Three-dimensional target shooting is a fun sport for all ages. The competitive yet laid back environment is perfect for each outdoorsman. However, before heading to the range, there are a few basic rules and regulations to know before jumping in. In most cases, rules will virtually be the same from club to club; but slight variations will sometimes be noticed. There are also certain associations that recognize different rules as well.

There are two types of archery events: marked and unmarked yardages. The more common of the two types is unmarked. Do not tease yourself with the idea of using a rangefinder to aid in efforts. In virtually every competition it will be against the rules to use this equipment. This being known, the main skill in unmarked events is not shooting. Instead, effective judging of yardage is much more important.

3d Archery Shooting

Scoring is one of the things to know about before heading to the range. When competing in these events, the highest score wins. On each target no more than twelve points can be achieved. Before competing, study the circles on a target such as the one shown in the picture.
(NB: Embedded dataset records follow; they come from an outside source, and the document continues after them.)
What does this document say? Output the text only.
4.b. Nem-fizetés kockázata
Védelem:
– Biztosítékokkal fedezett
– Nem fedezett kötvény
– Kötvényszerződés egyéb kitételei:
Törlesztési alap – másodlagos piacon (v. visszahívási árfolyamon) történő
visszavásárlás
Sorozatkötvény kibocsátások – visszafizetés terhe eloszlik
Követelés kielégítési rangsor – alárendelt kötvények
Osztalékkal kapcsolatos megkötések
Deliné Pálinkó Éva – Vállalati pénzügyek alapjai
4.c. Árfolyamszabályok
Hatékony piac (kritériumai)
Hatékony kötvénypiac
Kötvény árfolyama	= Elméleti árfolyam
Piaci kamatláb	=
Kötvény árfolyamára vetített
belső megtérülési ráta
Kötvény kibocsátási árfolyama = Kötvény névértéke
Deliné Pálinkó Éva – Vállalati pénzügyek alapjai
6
The smallest circle represents the twelve ring. Most targets will have several of these quarter sized “goals.” The next ring outlines the ten ring. Naturally, the last ring outside of this will illustrate the necessary shot to score an eight. Any shot outside of these three rings mentioned should be scored as a five. Completely missing the target or hitting the antlers or hoof (if a deer target) will be a no score result. Knowing this, most shoots will not have three-dimensional whitetail targets alone. It is likely there will be other animal targets including black bear, wild boar, turkey, elk, alligator, etc.

There are different “classes” to compete in. Why is it important to know this? Each class will shoot from different yardages. Some classes will shoot at closer distances, while other classes will shoot at greater distances. There are a couple of factors that will determine what class a shooter will participate in. The first is the age of the shooter. The second is the equipment being used during the competition.

Each club where a shooter competes will potentially have variations in their rules and regulations. So, it is extremely important to talk to them and ask about specifications within the rules. In most cases the classes are as follows.

The first stake closest to the target will generally be the youth stake. Children sixteen and under will shoot from this location. The next stake out, in most cases will be of interest to those shooting traditional archery. Anyone not using the compound bow will take their stance here. The third stake is for the bowhunter class. This is the most commonly shot class. Those who are using a bow that is strictly set up to hunt will generally be a part of this class. An example of such a bow can be observed in the photos provided. Last on the list will be referred to as the open and competition classes. These contestants will shoot from the greatest distances and are generally the most skilled of archers shooting compound archery equipment.  

Keeping It in Tune

Many competitive enthusiasts shoot year round. But for others, their participation picks up most during the “dead period,” lasting from late January until September. The dreaded months of February through August are the saddest times for an avid deer hunter. However, this time can productively be used to better a hunter’s accuracy for the fall; and who knows, a little fun might be had while doing so. 

Think of this as lifting weights for football. All summer long football players lift and workout to prevent injury and increase strength. The result is a fit and toned body to use on the field when season starts in the fall. Much is the same when comparing these practices to a hunter.

Constantly shooting represents the parallel between football and hunting. Shooting is our weightlifting. It tones the body to become stronger and more accurate through the repetitive nature of muscular memory.

The toning of the body coincides with the toning of the bow itself. By shooting on a regular schedule the bow becomes more accurate through usage. Constant tuning and adjusting of the bow naturally follows frequent shooting. What develops is a well tuned bow and a physically fit body to match up against whitetails in the fall.